Ou porque estranho motivo nenhum «liberal praticante» consegue ser eleito para um governo nacional, como constata o Doutor Vasco Pulido Valente?
Pois não, Doutor VPV, pois não. Essa é uma verdade universal, tanto quanto estas possam existir, como os pássaros terem asas e as galinhas não terem dentes. Se bem que há uns passarocos pelas bandas da Nova Zelândia (os kiwi e os kakapos, pelo menos) a quem precisamente faltam quase por completo esses indispensáveis auxiliares de voo. Também, não lhes devem sentir a falta, porque não voam.
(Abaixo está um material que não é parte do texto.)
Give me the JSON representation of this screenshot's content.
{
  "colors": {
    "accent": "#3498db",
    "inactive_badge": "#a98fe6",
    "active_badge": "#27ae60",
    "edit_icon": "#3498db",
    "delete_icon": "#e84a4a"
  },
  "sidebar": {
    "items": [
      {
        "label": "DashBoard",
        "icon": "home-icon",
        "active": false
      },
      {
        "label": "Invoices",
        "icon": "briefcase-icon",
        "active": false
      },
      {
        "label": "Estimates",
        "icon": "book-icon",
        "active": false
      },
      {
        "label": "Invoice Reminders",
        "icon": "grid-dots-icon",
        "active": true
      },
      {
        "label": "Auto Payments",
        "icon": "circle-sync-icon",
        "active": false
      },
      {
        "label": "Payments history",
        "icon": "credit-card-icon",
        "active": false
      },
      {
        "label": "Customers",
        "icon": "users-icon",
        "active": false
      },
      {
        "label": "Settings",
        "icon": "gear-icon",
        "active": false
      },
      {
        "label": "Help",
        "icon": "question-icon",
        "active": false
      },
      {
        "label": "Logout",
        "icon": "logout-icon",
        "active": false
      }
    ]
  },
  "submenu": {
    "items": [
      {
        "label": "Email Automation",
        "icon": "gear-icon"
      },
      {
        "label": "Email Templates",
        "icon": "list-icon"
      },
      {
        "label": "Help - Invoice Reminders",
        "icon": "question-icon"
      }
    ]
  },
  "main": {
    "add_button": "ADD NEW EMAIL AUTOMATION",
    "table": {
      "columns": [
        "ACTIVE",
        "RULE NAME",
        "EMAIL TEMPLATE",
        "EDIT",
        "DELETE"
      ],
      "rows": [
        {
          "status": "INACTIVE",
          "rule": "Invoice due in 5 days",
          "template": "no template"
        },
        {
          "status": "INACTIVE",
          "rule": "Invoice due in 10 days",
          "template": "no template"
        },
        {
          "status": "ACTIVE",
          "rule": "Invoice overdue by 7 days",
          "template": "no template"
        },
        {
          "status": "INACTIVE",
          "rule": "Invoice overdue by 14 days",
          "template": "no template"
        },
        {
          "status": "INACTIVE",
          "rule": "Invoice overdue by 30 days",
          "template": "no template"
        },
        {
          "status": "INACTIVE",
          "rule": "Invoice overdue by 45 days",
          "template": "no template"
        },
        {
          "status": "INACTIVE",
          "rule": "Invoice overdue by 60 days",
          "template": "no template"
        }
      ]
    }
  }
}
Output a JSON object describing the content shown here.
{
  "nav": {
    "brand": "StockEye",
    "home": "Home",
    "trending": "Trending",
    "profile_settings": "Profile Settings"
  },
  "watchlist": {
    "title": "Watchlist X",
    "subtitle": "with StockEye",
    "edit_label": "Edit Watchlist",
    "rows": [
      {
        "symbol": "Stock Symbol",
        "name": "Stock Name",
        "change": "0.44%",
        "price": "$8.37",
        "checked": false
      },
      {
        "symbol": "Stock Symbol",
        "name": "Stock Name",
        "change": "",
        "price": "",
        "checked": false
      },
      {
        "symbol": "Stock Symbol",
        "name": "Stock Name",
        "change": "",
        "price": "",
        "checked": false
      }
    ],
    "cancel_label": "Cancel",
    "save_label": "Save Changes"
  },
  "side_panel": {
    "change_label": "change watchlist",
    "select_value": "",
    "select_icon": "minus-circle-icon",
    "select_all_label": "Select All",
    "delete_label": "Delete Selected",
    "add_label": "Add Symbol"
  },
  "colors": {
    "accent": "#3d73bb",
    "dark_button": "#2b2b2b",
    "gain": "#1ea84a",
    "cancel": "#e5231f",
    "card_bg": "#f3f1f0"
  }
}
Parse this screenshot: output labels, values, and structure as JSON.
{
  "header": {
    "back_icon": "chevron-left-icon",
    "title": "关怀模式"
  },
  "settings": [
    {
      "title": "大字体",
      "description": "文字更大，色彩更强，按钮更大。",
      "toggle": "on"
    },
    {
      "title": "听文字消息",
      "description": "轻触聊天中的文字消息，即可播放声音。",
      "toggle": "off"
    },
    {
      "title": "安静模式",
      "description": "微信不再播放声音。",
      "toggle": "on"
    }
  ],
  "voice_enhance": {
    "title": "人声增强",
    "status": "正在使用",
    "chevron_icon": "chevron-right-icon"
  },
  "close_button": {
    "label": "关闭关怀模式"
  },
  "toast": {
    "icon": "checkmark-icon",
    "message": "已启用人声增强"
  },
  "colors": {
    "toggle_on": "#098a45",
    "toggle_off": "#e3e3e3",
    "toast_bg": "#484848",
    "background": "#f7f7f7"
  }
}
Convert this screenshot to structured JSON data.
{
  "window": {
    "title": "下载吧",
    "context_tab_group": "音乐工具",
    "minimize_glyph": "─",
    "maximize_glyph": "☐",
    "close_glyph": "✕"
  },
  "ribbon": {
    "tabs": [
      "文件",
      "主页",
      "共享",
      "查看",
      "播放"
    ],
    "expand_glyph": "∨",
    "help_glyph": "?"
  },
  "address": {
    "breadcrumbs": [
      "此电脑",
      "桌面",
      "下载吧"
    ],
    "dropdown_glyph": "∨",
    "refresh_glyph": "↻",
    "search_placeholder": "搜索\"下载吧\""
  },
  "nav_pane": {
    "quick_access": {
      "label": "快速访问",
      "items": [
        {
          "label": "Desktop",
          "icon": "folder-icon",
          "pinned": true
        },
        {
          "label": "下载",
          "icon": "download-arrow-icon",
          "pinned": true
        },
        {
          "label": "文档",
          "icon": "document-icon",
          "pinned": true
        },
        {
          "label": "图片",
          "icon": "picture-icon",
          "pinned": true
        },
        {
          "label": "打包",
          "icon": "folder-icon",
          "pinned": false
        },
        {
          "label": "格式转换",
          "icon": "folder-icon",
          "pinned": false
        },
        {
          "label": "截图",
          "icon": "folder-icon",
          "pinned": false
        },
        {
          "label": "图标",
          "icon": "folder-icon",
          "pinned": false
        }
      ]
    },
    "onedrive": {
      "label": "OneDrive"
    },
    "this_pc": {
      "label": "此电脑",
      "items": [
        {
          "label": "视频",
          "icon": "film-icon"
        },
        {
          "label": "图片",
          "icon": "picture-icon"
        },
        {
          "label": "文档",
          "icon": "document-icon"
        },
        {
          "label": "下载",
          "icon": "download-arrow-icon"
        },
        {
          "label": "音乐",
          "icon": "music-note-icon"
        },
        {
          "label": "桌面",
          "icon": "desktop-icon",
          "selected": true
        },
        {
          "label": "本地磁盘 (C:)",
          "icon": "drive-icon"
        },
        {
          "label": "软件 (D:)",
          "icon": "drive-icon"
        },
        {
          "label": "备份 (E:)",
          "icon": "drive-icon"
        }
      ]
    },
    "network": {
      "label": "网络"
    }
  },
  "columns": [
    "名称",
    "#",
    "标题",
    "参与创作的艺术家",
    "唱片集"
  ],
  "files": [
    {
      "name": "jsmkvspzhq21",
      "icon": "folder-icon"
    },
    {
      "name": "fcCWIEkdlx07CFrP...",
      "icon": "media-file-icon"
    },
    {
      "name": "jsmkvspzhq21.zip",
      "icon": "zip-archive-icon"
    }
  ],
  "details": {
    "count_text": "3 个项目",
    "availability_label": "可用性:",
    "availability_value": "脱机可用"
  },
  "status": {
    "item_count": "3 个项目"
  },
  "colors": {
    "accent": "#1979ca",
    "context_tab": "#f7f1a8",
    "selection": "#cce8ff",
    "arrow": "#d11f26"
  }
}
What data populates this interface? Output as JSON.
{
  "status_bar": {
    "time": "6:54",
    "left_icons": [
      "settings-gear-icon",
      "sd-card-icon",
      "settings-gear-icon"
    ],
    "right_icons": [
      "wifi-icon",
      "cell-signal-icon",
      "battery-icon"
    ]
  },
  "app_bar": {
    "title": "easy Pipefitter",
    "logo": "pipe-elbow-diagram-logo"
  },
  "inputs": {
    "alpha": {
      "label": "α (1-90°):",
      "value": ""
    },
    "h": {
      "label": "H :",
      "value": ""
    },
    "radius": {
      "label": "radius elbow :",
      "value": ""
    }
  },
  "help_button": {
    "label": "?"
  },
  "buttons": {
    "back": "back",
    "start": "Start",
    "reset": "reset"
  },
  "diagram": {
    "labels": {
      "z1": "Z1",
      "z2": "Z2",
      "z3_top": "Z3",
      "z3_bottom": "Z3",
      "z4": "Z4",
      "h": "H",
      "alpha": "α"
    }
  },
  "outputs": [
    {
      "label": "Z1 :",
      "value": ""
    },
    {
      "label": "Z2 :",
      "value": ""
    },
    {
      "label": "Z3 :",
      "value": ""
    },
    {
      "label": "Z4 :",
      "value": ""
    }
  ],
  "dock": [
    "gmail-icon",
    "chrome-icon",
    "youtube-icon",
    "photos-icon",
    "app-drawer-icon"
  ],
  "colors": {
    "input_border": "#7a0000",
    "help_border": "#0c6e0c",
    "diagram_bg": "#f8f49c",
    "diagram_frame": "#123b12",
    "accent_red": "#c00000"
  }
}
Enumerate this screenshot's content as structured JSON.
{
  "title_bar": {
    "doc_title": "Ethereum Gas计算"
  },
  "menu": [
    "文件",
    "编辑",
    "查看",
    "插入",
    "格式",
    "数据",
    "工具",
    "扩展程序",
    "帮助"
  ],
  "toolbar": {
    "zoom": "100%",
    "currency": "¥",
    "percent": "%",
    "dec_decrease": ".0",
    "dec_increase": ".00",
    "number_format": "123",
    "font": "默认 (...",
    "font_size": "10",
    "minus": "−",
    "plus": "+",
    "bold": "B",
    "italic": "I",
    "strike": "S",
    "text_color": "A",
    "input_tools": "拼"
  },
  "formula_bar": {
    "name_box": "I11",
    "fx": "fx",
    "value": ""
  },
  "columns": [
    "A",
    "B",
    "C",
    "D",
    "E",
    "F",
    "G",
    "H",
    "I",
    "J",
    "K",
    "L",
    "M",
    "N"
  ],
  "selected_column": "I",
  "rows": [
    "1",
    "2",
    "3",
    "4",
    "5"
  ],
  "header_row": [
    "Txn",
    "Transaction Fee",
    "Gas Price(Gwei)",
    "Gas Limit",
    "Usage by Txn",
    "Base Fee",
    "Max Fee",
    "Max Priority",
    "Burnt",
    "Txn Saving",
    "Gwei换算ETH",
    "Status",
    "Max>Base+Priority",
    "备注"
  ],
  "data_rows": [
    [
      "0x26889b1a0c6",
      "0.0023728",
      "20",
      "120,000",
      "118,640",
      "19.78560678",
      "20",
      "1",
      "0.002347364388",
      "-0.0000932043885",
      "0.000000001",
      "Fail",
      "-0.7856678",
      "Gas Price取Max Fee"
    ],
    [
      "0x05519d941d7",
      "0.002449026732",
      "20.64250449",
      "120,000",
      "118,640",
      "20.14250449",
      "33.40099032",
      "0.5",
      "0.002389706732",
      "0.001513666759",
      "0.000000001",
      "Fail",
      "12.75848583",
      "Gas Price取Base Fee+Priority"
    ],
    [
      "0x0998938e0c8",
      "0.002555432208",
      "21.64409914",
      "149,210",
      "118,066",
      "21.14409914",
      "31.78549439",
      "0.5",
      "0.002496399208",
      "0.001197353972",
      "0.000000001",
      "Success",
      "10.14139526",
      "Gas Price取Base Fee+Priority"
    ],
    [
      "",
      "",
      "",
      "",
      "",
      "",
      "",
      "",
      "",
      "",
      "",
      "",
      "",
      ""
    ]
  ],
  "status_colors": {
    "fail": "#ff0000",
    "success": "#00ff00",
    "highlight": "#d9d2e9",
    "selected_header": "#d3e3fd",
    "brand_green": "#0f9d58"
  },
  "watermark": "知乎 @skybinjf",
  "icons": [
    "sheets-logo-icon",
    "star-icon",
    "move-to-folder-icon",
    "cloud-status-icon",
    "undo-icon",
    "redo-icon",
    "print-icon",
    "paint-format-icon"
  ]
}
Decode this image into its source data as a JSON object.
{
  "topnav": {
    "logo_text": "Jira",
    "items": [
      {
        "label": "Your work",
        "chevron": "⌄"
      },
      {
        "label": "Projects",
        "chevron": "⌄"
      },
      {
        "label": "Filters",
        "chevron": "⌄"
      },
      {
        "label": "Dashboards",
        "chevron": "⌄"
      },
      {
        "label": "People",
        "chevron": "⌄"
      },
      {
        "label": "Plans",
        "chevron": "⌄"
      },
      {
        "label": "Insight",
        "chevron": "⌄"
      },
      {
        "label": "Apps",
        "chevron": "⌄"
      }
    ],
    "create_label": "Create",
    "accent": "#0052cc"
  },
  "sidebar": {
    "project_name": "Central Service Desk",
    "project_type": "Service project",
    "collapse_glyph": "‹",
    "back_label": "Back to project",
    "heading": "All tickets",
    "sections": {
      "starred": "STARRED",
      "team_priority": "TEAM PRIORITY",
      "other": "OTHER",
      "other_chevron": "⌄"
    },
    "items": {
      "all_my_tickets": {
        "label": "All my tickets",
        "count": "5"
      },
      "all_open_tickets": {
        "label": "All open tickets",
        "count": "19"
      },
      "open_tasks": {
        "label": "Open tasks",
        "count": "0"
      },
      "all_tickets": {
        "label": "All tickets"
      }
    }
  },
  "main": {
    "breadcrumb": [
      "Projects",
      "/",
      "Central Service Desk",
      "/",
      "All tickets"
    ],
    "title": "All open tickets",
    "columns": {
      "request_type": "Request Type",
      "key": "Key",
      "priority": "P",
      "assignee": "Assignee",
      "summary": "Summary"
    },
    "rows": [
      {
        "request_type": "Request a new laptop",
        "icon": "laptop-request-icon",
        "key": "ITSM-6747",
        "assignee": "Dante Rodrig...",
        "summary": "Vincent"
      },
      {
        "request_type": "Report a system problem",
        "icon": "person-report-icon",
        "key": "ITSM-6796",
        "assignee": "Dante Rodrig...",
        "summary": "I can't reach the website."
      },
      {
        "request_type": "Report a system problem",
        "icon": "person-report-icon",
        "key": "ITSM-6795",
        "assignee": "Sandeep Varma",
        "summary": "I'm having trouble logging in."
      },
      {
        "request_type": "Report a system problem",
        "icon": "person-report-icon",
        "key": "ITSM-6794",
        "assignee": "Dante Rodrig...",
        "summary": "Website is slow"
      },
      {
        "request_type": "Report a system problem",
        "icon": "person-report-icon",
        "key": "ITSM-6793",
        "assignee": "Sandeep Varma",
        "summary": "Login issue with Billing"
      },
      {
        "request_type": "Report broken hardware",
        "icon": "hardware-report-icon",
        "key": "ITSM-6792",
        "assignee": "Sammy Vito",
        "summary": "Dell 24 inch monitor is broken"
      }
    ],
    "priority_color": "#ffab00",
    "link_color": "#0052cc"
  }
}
Já quanto às galinhas, o terror que me infundem – um bicharoco desses vaza-nos um olho com uma imprevisível bicada - impede-me de lhes verificar os bicos, um por um. Logo e até prova em contrário, mantém-se a veracidade do postulado.
Quanto ao liberalismo, a coisa não anda, também, muito longe disto. Na verdade, o último espécimen político vagamente aparentado com o género liberal que por aí vi foi o dr. Frasquilho, que perdurou duas ou três semanas no departamento das Finanças do governo Barroso, donde saiu literalmente com as orelhas a arder, electrocutado com o seu famoso «choque fiscal».
Contudo, caro Doutor VPV, o liberalismo é, nos tempos que correm, mais uma pedagogia de reforço da liberdade individual, do que uma ideologia política ou, menos ainda, um programa eleitoral para consumo partidário. Contando com a bondade dos regimes democráticos, alguns liberais estão seriamente persuadidos de que se souberem convencer o eleitorado que no dia-a-dia o Estado os deve (e pode) incomodar menos, quem está no governo ver-se-á provavelmente obrigado a ceder algum do poder que detém, sob pena de perder eleições. Veja, o que sucedeu com o Presidente Bush, não o George W. que refere, mas com o paizinho e o seu célebre «read my lips». Ou o que teria acontecido com a nossa doméstica e indomável parelha composta pelos drs. Barroso e Ferreira Leite, não tivesse o primeiro rumado para outras paragens politicamente mais amenas. Por definição, um governo só liberaliza, isto é, só consente em perder poderes e abdicar de funções, se for forçado a isso: pela opinião pública, sob ameaça de ser derrotado em eleições; pelos credores externos, com o aviso prévio de falência (como sucedeu com o dr. Soares e o FMI); ou por medo do ridículo e pela força das evidências, como bem percebeu o dr. Cavaco no seu primeiro governo de maioria absoluta, quando assumiu a gerência de um Estado que era dono de tudo e que estava comicamente em plena integração comunitária.
Por fim e sobre a Srª Thatcher (de facto, assumo, um ícone destas coisas…), pouco acrescentaria ao que disse o André Azevedo Alves. Mas lembro-me de lhe ter lido, a si, há já muitos anos, um comentário sobre a misteriosa eleição do sr. John Major, em que sensatamente explicava que ele beneficiara ainda da «revolução» (ipsis verbis) que a sua antecessora promovera em Inglaterra. De facto, assim foi. A Srª Thatcher pegou num país socialista, dominado pelo funcionalismo público e pelas poderosas Trade Unions, e virou-o de alto a baixo. Deixou-o, sem dúvida, imensamente mais livre, desenvolvido e próspero do que o que encontrara quando chegou ao governo. As dificuldades que teve de assumir com os seus primeiros orçamentos (e que, não fossem a guerra das Falkland, provavelmente a fariam perder as eleições de 1983) serviram para promover reformas profundas no Estado e não para, como é uso por cá fazer-se, retocar as contas públicas, mantendo o despesismo. É uma pequena diferença que, não obstante a crónica ingenuidade política dos liberais, somos até capazes de entender.

3 comentários:

Anónimo disse...

Os liberais podem voar. Acontece porém que não só se entende liberalismo como exclusivamente um dogma económico, como também se espera da liberalização um projecto a curto prazo.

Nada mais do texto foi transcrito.